We were cautioned to not fall into the trap of comparing levels of spiritual maturity, and also cautioned to not mistake Bible knowledge, years of church attendance, age, education, etc., for spiritual maturity.  This is a guide to help me discern where people may be in their process based on a relationship with them, in order to help them continue growing.  It’s a tool for growth, not a weapon for judgment.

Stage One:  The Spiritually Dead

Stage Two:  The Spiritual Infant

Stage Three:  The Spiritual Child

Stage Four:  The Spiritual Young Adult

1 John 1:12-13 gives an example of the stages of spiritual maturity.  The terms John uses do not necessarily correspond with the physical age of a believer.

I write to you, dear children, because your sins have been forgiven on account of His name.  I write to you, fathers, because you have known Him who is from the beginning.  I write to you, young men, because you have overcome the evil one.

Children know that Jesus forgave their sins.  Young men have victory over the Devil’s temptations.  Fathers have known Jesus for a long time.

The key characteristic of a spiritual young adult is a God-and-others-centered outlook.  This stage covers a wide span of growth.  Spiritual young adults begin to realize that God shaped them for a purpose, which makes their priorities change, so they begin looking for a place to serve.  They are able to overlook the faults of others as they themselves become more secure in Christ.  They are action-oriented and zealous.

1.  They serve others with joy.

Be devoted to one another in brotherly love.  Honor one another above yourselves.  Never be lacking in zeal, but keep your spiritual fervor, serving the Lord.  Be joyful in hope, patient in affliction, faithful in prayer.  Share with God’s people who are in need.  Practice hospitality. – Romans 12:10-13

2.  They are humble and others-centered instead of self-centered.

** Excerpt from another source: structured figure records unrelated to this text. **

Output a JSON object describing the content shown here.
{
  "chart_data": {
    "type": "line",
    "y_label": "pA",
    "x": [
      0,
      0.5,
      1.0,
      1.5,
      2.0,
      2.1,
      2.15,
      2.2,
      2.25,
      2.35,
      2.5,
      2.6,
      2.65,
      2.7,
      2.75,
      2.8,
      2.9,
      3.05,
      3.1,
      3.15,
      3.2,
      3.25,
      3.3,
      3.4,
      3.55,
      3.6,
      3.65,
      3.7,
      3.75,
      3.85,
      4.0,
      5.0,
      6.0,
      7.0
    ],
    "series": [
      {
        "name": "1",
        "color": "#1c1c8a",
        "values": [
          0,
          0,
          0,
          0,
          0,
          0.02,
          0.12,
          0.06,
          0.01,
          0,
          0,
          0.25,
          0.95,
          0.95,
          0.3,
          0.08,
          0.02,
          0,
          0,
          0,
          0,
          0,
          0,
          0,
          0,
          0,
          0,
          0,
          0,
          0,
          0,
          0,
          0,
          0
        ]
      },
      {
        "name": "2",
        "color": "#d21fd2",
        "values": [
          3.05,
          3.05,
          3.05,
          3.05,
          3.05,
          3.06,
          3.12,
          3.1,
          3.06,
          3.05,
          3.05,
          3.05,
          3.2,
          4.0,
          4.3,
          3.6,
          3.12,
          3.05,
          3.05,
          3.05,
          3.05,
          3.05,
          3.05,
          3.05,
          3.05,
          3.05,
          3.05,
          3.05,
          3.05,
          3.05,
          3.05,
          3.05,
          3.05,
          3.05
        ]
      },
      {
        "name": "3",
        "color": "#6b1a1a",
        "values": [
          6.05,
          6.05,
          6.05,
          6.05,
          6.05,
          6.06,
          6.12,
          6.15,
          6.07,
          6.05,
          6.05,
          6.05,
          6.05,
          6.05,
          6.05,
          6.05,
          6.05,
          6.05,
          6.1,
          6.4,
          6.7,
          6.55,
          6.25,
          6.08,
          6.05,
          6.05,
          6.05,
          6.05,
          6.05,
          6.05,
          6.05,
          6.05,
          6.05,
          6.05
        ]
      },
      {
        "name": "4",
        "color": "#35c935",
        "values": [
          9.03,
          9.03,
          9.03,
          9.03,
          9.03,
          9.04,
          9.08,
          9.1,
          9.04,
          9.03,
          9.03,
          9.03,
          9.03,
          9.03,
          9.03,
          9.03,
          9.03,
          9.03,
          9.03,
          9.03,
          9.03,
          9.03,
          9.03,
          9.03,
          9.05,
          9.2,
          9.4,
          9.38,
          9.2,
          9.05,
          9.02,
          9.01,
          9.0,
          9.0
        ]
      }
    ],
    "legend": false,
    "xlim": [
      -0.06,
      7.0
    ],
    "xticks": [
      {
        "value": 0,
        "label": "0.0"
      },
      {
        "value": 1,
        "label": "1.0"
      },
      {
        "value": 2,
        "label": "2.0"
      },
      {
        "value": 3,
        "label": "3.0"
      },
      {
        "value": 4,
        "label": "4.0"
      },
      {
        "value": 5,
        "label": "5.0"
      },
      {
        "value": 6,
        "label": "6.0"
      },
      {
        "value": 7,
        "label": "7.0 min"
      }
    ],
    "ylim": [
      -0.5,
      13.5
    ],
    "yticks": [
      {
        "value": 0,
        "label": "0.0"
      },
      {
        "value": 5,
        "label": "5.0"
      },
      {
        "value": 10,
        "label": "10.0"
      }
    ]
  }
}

Do nothing out of selfish ambition or vain conceit, but in humility consider others better than yourselves.  Each of you should look not only to your own interests, but also to the interests of others.  – Philippians 2:3-4

3.  They sacrifice for others.

This is how we know what love is:  Jesus Christ laid down His life for us.  And we ought to lay down our lives for our brothers.  If anyone has material possessions and sees his brother in need but has no pity on him, how can the love of God be in him?  Dear children, let us not love with words or tongue but with actions and in truth. – I John 3:16-18

Spiritual young adults may say things like:

  • “I love my group, but there are others who need a group like this.”
  • “Look how many are at church today – it’s awesome!  I had to walk two blocks from the closest parking spot.”
  • “Randy and Rachel missed group and I called to see if they are okay.  Their kids have the flu, so maybe our group can make meals for them.  I’ll start.”
  • “In my devotions, I came across something I have a question about.”

All phrases are focused on meeting the needs of others, personally growing, and serving, as opposed to focusing on the individual’s own needs and preferences.  As I learn to take my eyes off of myself and seek ways to help others, I will want to do that more and more.  I can cooperate with Christ in changing me by looking for more opportunities to help others, which will lead to an even greater desire to continue serving.